Raising Strong Daughters – Is It an Uphill Battle? (part 1)

YIN:

“Men are taught to apologize for their weaknesses.  Women for their strengths.” – Lois Wyse

A great quote if ever I’ve heard one.  My mom told me that when she had me, she wanted to raise a strong girl. But she thinks she did too good a job.  I take it as a compliment.  While I have my weaknesses, I don’t succumb to the notion that women are the weaker sex.  I have always believed that women can do most things that men can.  Okay so we can’t lift as much or run as fast, but we sure can drive a car like they do or use our minds just as well.  I was reading Ms. Magazine when I was 8 and remember getting upset with my mom when she cancelled her subscription. 

I really don’t remember having any problems with being a strong female until I entered the work world.  Suddenly instead of being encouraged to voice an opinion or coming up with ideas that didn’t mesh with everyone else’s, as I was in high school and college, I was being advised to keep my opinions to myself or to “go with the flow”.  Huh?  I’ve never been one to give an opinion that hurts someone’s feelings or denigrates their opinions. Nor do I shout out “No! that’s not the way to do that!”  But if someone asks me how I feel about something or if I’m involved in a group project and don’t agree with everything, I calmly stand up for my beliefs. 

I’ve been in the work world full time for about 14 years.  And in that 14 years only one manager has allowed me to be myself and told me that it’s okay to stand up for what I believe in.  With the many others I’ve had,  I have been told, or it has been insinuated, that to get ahead you have to keep your opinions to yourself if you don’t agree with the boss’.

For 2 years I was a manager of 6 to 8 employees at any given time.  I would never ask them to agree with everything I said.  What’s the purpose of that and how am I supposed to learn and grow if we all have the same opinions?  Instead all I asked was that they be respectful to me and to their fellow employees and I would do the same.  If we didn’t agree and I felt a compromise was suitable then that’s what we tried to achieve.  Sometimes things have to done a certain way and there is no compromise, especially if there are written company rules on it.  In those instances I explained why “X” had to be done. 
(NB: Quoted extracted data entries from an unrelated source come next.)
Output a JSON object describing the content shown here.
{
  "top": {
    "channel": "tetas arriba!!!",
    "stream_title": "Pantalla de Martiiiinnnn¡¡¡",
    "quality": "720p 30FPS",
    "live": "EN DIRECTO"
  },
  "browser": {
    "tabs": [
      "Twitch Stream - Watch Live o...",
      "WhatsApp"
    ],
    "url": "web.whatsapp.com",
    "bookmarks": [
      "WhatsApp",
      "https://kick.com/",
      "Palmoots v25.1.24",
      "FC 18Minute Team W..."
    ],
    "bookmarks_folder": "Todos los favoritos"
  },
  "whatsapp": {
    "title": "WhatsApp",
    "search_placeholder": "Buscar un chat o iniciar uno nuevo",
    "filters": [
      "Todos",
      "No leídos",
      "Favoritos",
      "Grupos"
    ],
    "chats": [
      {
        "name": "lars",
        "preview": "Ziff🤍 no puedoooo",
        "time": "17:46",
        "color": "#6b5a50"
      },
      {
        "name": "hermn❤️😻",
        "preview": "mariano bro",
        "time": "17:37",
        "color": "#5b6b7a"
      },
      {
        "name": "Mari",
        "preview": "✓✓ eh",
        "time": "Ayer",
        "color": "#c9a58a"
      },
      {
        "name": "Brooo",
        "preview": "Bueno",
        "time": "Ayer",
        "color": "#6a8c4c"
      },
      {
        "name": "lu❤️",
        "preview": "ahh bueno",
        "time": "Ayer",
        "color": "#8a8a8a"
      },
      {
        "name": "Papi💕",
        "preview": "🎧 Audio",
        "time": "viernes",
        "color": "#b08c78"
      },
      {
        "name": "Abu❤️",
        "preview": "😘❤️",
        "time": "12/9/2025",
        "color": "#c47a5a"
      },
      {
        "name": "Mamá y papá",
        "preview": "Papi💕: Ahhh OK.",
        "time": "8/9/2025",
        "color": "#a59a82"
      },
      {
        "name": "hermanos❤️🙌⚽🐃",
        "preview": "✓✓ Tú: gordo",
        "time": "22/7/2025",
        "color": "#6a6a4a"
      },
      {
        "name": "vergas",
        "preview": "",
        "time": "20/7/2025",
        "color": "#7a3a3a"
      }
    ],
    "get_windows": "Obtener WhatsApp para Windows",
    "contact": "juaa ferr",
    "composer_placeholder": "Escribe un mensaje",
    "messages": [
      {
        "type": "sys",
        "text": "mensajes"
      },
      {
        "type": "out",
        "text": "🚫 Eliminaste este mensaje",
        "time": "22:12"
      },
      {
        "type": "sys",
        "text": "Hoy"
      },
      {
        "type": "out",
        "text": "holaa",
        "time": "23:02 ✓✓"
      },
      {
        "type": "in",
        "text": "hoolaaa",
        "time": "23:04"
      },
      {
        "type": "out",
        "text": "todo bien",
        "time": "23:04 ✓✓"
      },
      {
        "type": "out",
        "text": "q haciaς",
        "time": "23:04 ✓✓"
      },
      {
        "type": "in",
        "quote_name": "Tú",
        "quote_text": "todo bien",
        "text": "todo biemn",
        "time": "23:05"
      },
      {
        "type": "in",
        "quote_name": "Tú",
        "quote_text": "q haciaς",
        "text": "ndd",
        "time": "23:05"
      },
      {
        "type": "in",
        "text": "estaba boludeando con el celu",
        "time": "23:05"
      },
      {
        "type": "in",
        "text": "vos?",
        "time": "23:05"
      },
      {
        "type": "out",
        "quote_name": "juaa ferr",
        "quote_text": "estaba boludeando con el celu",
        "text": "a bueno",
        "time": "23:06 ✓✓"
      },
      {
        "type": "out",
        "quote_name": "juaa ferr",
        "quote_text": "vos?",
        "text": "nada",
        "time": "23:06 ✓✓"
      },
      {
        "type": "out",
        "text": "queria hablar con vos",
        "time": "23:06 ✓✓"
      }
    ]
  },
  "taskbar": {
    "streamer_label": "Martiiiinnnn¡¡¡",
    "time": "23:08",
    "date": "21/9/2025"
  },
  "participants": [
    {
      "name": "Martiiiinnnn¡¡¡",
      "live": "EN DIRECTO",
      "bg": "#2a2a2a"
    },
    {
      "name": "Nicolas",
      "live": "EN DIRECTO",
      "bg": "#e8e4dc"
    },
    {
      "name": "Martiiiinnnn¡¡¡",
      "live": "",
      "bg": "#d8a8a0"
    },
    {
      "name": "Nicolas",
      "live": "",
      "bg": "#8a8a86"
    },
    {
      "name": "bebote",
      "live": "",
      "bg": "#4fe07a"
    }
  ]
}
We had a new head manager start at my job this week who is coming from another part of my company.  For the past month since we’ve known she was coming here, not once has anyone ever said what her work ethics were like or that she is a “such and such” type of manager.  The two main things I’ve heard were “Oh I heard she’s a big bitch” and “She’s nicer to the men than she is to the women”.  These comments wouldn’t have gobsmacked me so much if the same people weren’t so upset that the former manager had left. The same former manager who was male.  The same former manager who was also sarcastic, cutting to the bone, ruthless and at times, hard as a rock.  Double standard anyone?

I’ve noticed in the past month that I am changing my attitude at work.  And I don’t think it’s necessarily for the better.  But I am starting not to say anything when someone asks what I think.  Sometimes my answer has become “It doesn’t matter to me – whatever everyone else wants to do”.  So why this sudden change?  Because I’m tired of being considered “mean” or “not a team player”.  I’ve begun to do what I hate most in people – I’ve begun to conform and be meek.

What makes me even angrier is that I’ve noticed plenty of men in my job who have their own opinions and voice them louder and sometimes ruder than I would ever consider doing.  They’ve even written nasty things in emails (which is a big no-no in my book).  And no one has ever said anything around me about how they don’t get along or that they are too opinionated.  That is scary to me.  Because now I have my own daughter who I want to respect others but at the same time not let people walk all over her.  I want her to feel good about having an opinion and ideas of her own that she can back up.  But I’m questioning if it’s worth teaching her those things if in 35 years she’s fighting the same battle that I’ve been fighting and possibly my own mother had to fight in the work world.  For her voice to be heard and her opinion respected.